Descendant and path counts#

The swh_graph_topology crate supports precomputing estimates of the size of the sub-DAG of nodes reachable from any node.

The currently implemented counts are:

  • all-paths count: the number of path from a particular node to any other node; which is also the number of nodes if the DAG was expanded as a tree without deduplicating

  • paths-to-leaves count: the number of path from a particular node to any leaf; which is also the number of leaves if the DAG was expanded as a tree without deduplicating

  • descendant counts: an approximation of the number of nodes in the sub-DAG of nodes reachable from a particular node

They each come in two flavor: forward and backward. Forward counts are computed by following only arcs from a node to its successor: origin -> snapshot, snapshot -> revision, child revision -> parent revision (not a typo), revision -> directory, parent directory to child directory, directory -> content, etc. And backward is the opposite.

File formats#

We support three different formats. In order of preference:

  • Bitfieldvec, for a compact representation with fast random access. Not available for path counts.

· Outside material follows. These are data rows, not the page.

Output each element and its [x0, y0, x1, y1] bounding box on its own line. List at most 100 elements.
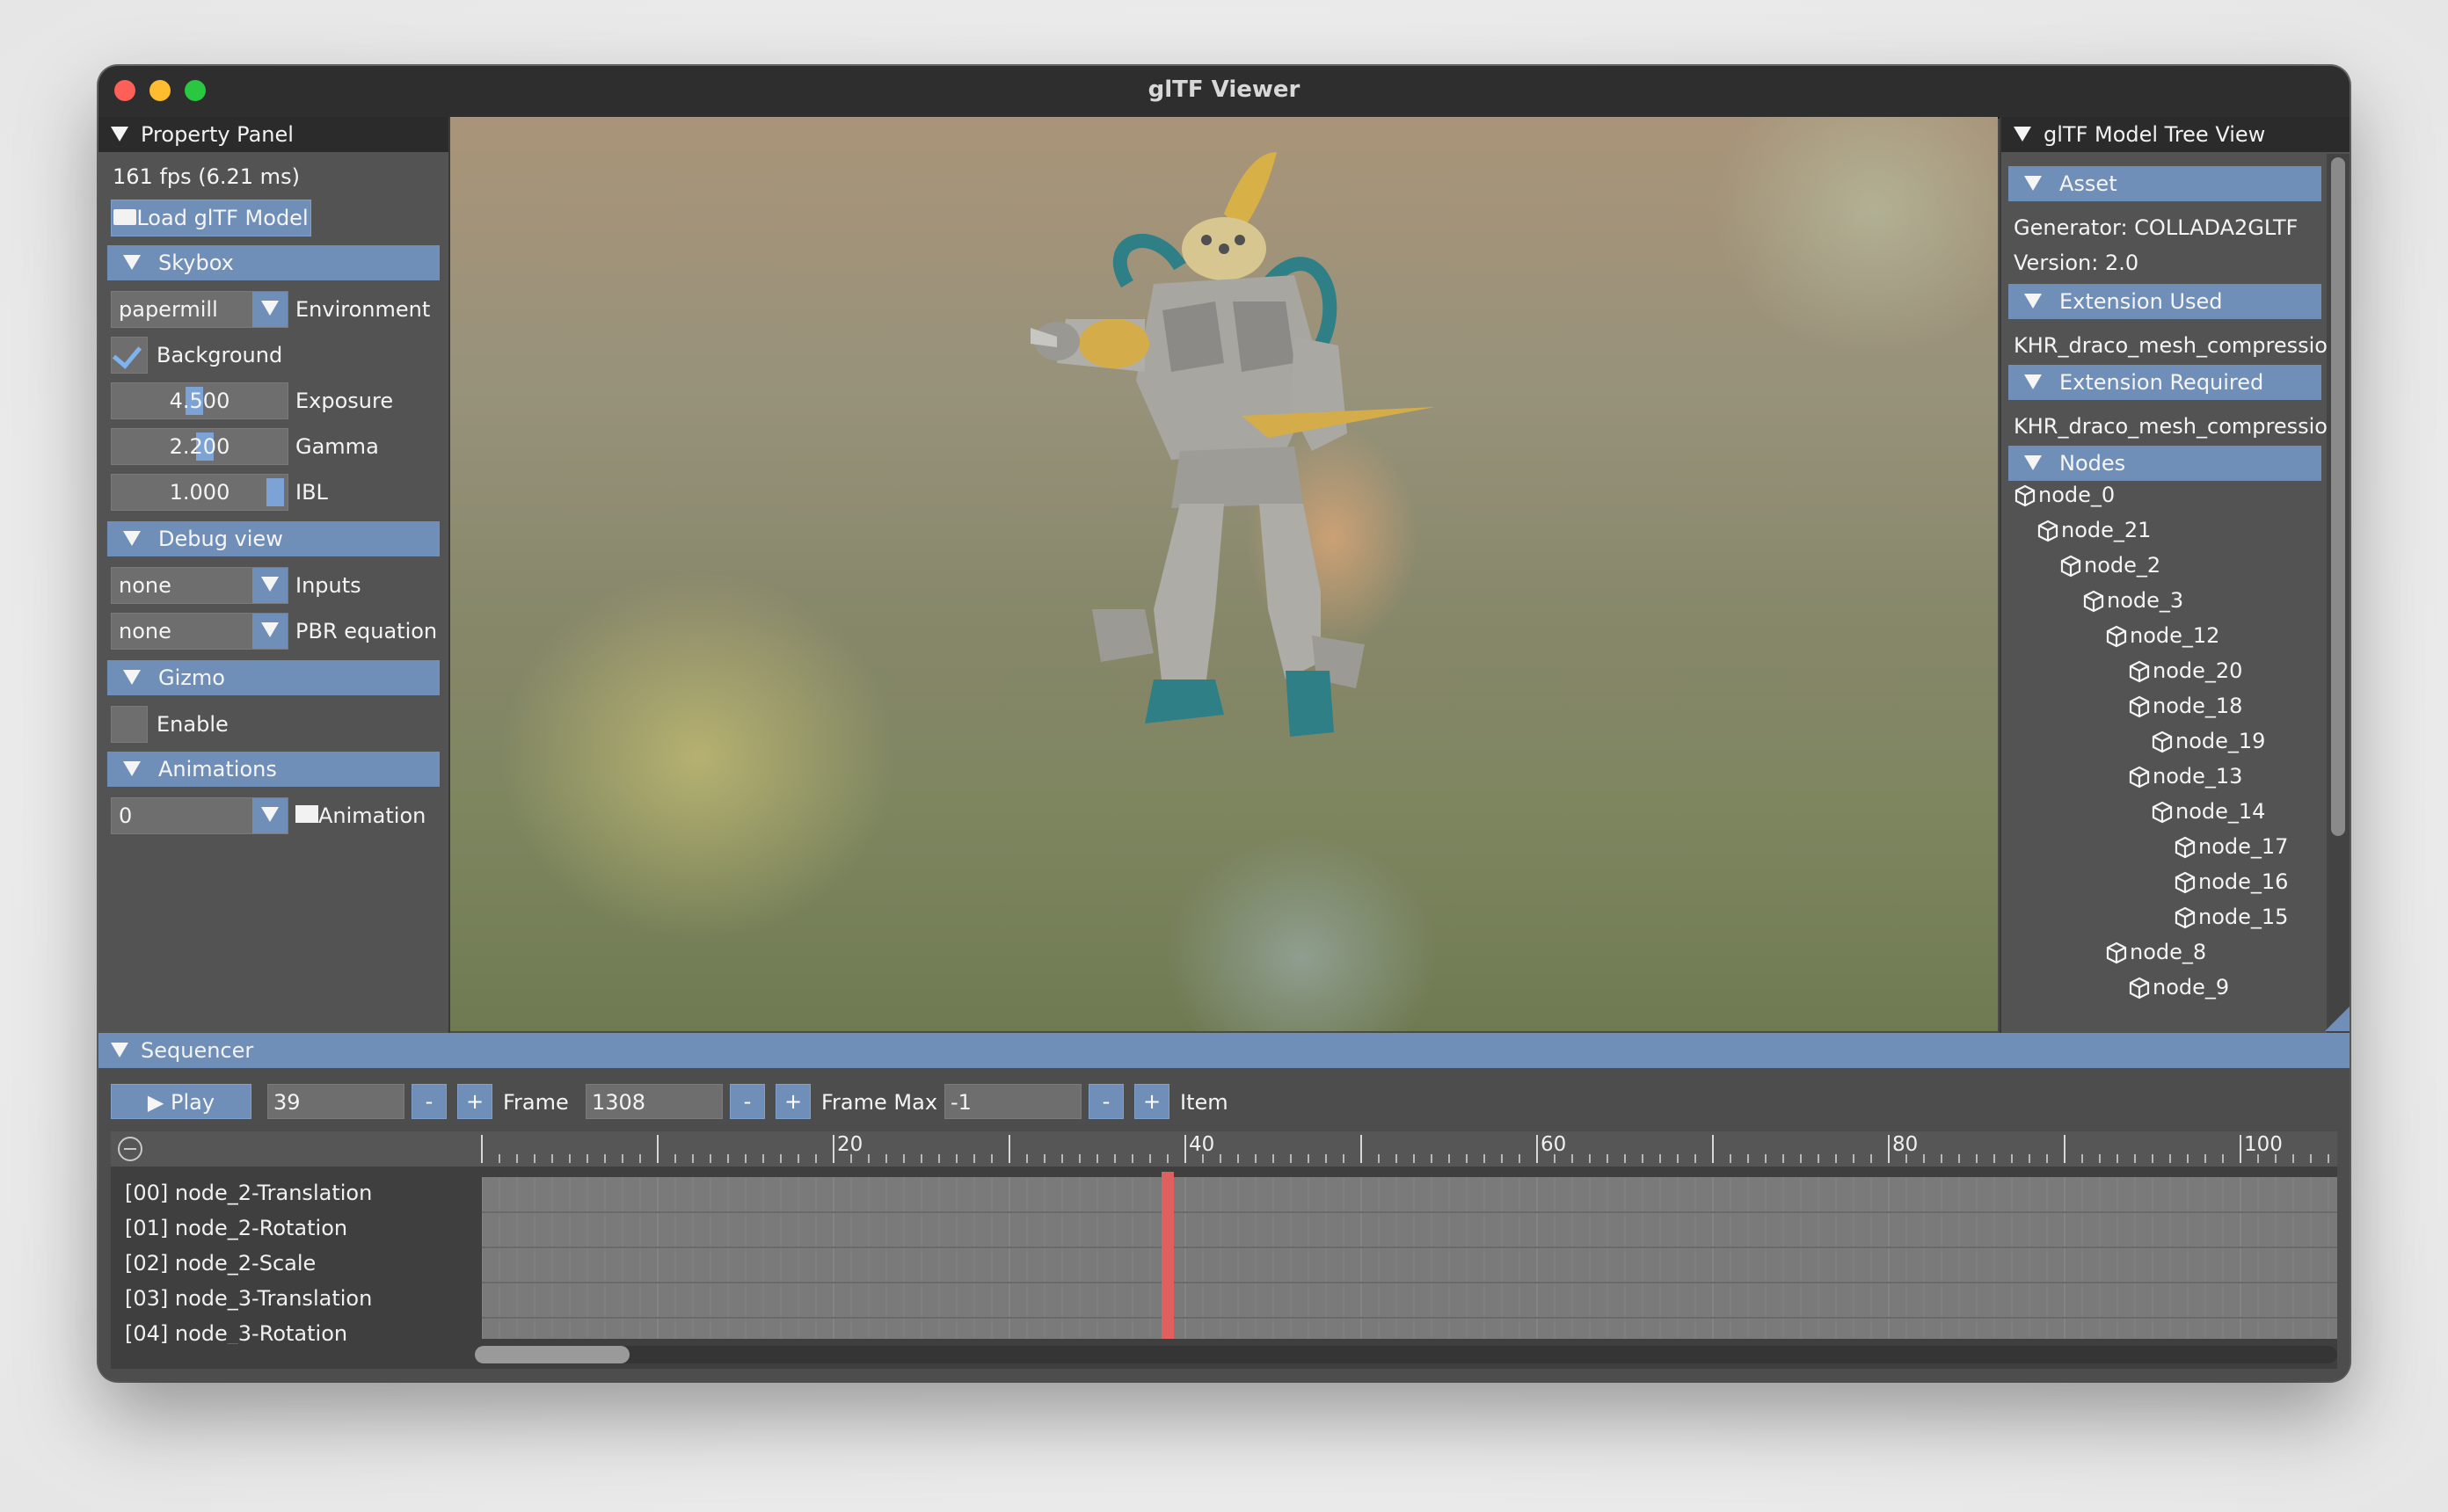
tree-node-node_16[interactable]: node_16 [2174, 869, 2288, 894]
scrollbar-thumb[interactable] [475, 1346, 630, 1363]
tree-node-node_21[interactable]: node_21 [2036, 518, 2151, 542]
tree-node-node_15[interactable]: node_15 [2174, 905, 2288, 929]
ruler-label: 40 [1189, 1133, 1214, 1156]
tree-node-node_2[interactable]: node_2 [2059, 553, 2160, 578]
title-bar: glTF Viewer [98, 66, 2350, 119]
animation-label-text: Animation [318, 803, 426, 828]
extension-required-section-header[interactable]: Extension Required [2008, 365, 2321, 400]
timeline-ruler[interactable]: 20 40 60 80 100 [111, 1131, 2337, 1167]
asset-section-header[interactable]: Asset [2008, 166, 2321, 201]
3d-viewport[interactable] [450, 117, 1998, 1031]
tree-node-node_8[interactable]: node_8 [2105, 940, 2206, 964]
environment-combo[interactable]: papermill [111, 291, 288, 328]
gizmo-enable-label: Enable [157, 712, 229, 737]
track-label[interactable]: [01] node_2-Rotation [125, 1216, 347, 1240]
collapse-arrow-icon [2024, 293, 2042, 309]
tree-view-title: glTF Model Tree View [2044, 122, 2266, 147]
tree-view-scrollbar[interactable] [2327, 154, 2350, 1033]
playhead[interactable] [1162, 1172, 1174, 1339]
window-title: glTF Viewer [1148, 76, 1300, 103]
sequencer-header[interactable]: Sequencer [98, 1033, 2350, 1068]
pbr-value: none [119, 619, 171, 643]
frame-max-decrement-button[interactable]: - [730, 1084, 765, 1119]
play-button[interactable]: ▶ Play [111, 1084, 251, 1119]
extension-used-section-header[interactable]: Extension Used [2008, 284, 2321, 319]
dropdown-arrow-icon[interactable] [252, 292, 288, 327]
animations-section-header[interactable]: Animations [107, 752, 440, 787]
item-increment-button[interactable]: + [1134, 1084, 1169, 1119]
item-decrement-button[interactable]: - [1089, 1084, 1124, 1119]
tree-node-node_14[interactable]: node_14 [2151, 799, 2265, 824]
tree-node-node_20[interactable]: node_20 [2128, 658, 2242, 683]
track-label[interactable]: [03] node_3-Translation [125, 1286, 372, 1311]
nodes-section-header[interactable]: Nodes [2008, 446, 2321, 481]
ruler-label: 60 [1541, 1133, 1566, 1156]
gamma-slider[interactable]: 2.200 [111, 428, 288, 465]
collapse-arrow-icon [2024, 374, 2042, 389]
tree-node-node_19[interactable]: node_19 [2151, 729, 2265, 753]
environment-value: papermill [119, 297, 218, 322]
tree-node-label: node_13 [2153, 764, 2243, 789]
current-frame-increment-button[interactable]: + [457, 1084, 492, 1119]
exposure-label: Exposure [295, 389, 394, 413]
skybox-title: Skybox [158, 251, 234, 275]
tree-node-node_18[interactable]: node_18 [2128, 694, 2242, 718]
tree-view-panel: glTF Model Tree View Asset Generator: CO… [2000, 117, 2350, 1033]
extension-required-text: KHR_draco_mesh_compression [2014, 414, 2342, 439]
gizmo-enable-checkbox[interactable] [111, 706, 148, 743]
animation-value: 0 [119, 803, 133, 828]
current-frame-input[interactable]: 39 [267, 1084, 404, 1119]
timeline-area[interactable]: 20 40 60 80 100 [00] node_2-Translation [01] … [111, 1131, 2337, 1369]
frame-label: Frame [503, 1090, 569, 1115]
tree-node-node_3[interactable]: node_3 [2082, 588, 2183, 613]
gizmo-section-header[interactable]: Gizmo [107, 660, 440, 695]
ibl-slider[interactable]: 1.000 [111, 474, 288, 511]
track-grid[interactable] [482, 1177, 2337, 1339]
scrollbar-thumb[interactable] [2331, 157, 2345, 836]
track-grid-lines [482, 1177, 2337, 1339]
ruler-ticks: 20 40 60 80 100 [481, 1133, 2329, 1163]
animation-combo[interactable]: 0 [111, 797, 288, 834]
sequencer-panel: Sequencer ▶ Play 39 - + Frame 1308 - + F… [98, 1033, 2350, 1381]
track-label[interactable]: [04] node_3-Rotation [125, 1321, 347, 1344]
track-label[interactable]: [02] node_2-Scale [125, 1251, 316, 1276]
inputs-label: Inputs [295, 573, 361, 598]
frame-max-increment-button[interactable]: + [776, 1084, 811, 1119]
item-label: Item [1180, 1090, 1228, 1115]
tree-node-label: node_0 [2038, 483, 2116, 507]
inputs-combo[interactable]: none [111, 567, 288, 604]
tree-node-node_17[interactable]: node_17 [2174, 834, 2288, 859]
tree-node-node_12[interactable]: node_12 [2105, 623, 2219, 648]
load-model-button[interactable]: Load glTF Model [111, 200, 311, 236]
collapse-arrow-icon [123, 254, 141, 270]
pbr-equation-combo[interactable]: none [111, 613, 288, 650]
item-input[interactable]: -1 [944, 1084, 1082, 1119]
tree-node-label: node_21 [2061, 518, 2152, 542]
extension-used-text: KHR_draco_mesh_compression [2014, 333, 2342, 358]
ruler-label: 100 [2244, 1133, 2283, 1156]
dropdown-arrow-icon[interactable] [252, 614, 288, 649]
tree-node-node_13[interactable]: node_13 [2128, 764, 2242, 789]
track-label[interactable]: [00] node_2-Translation [125, 1181, 372, 1205]
frame-max-input[interactable]: 1308 [586, 1084, 723, 1119]
tree-view-panel-header[interactable]: glTF Model Tree View [2001, 117, 2350, 152]
current-frame-decrement-button[interactable]: - [412, 1084, 447, 1119]
exposure-slider[interactable]: 4.500 [111, 382, 288, 419]
dropdown-arrow-icon[interactable] [252, 798, 288, 833]
tree-node-node_0[interactable]: node_0 [2014, 483, 2115, 507]
property-panel-title: Property Panel [141, 122, 294, 147]
gamma-value: 2.200 [169, 434, 230, 459]
load-model-label: Load glTF Model [136, 206, 309, 230]
property-panel-header[interactable]: Property Panel [98, 117, 448, 152]
tree-node-label: node_9 [2153, 975, 2230, 1000]
background-checkbox[interactable] [111, 337, 148, 374]
extension-required-title: Extension Required [2059, 370, 2264, 395]
collapse-arrow-icon [2014, 126, 2031, 142]
debug-view-section-header[interactable]: Debug view [107, 521, 440, 556]
slider-grab[interactable] [266, 478, 284, 506]
tree-node-node_9[interactable]: node_9 [2128, 975, 2229, 1000]
timeline-scrollbar[interactable] [475, 1346, 2337, 1363]
resize-grip-icon[interactable] [2325, 1007, 2350, 1031]
skybox-section-header[interactable]: Skybox [107, 245, 440, 280]
dropdown-arrow-icon[interactable] [252, 568, 288, 603]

  • plain array of floating-point numbers, for fast random access in non-Rust languages

  • Parquet, for use in batch processing software like Spark or Datafusion. Parquet files contain at least three columns: swhid (the SWHID of each node), node (its id as u64), and at least one count.

Implementation#

All counts computations are based on the swh_graph_stdlib::labeling::MapReduce pattern, which propagates counts recursively through the graph, in topological order.

For path counts:

  • For each node in topological order:

    • if the node is a root:

      • map: set paths_from_roots[node] = all_paths[node] = 1

    • else:

      • map: initialize paths_from_roots[node] = 0 and all_paths[node] = 1

      • reduce: for each successor succ of node:

        • increment paths_from_roots[node] by paths_from_roots[succ]

        • increment all_paths[node] by all_paths[succ]

Then write the resulting arrays in the various formats.

For descendants, the naive implementation would be similar but use sets of nodes (with union instead of addition); but this does not fit in memory on typical machines. Instead, we use HyperLogLog counters (with merging instead of addition). HyperLogLog counters are probabilistic, so they do not provide an exact result, only approximate it with a known relative standard-deviation.

For the 2025-10-08 full graph, we are able to precompute counts with 20% relative standard deviation, as computing them fits on a machine with 4TB of RAM. Better standard deviations would require over 6TB of RAM, which is not tractable.

We are also planning to provide precomputed counts with significantly better standard deviation for the history-hosting graph and the history-hosting layer of the full graph.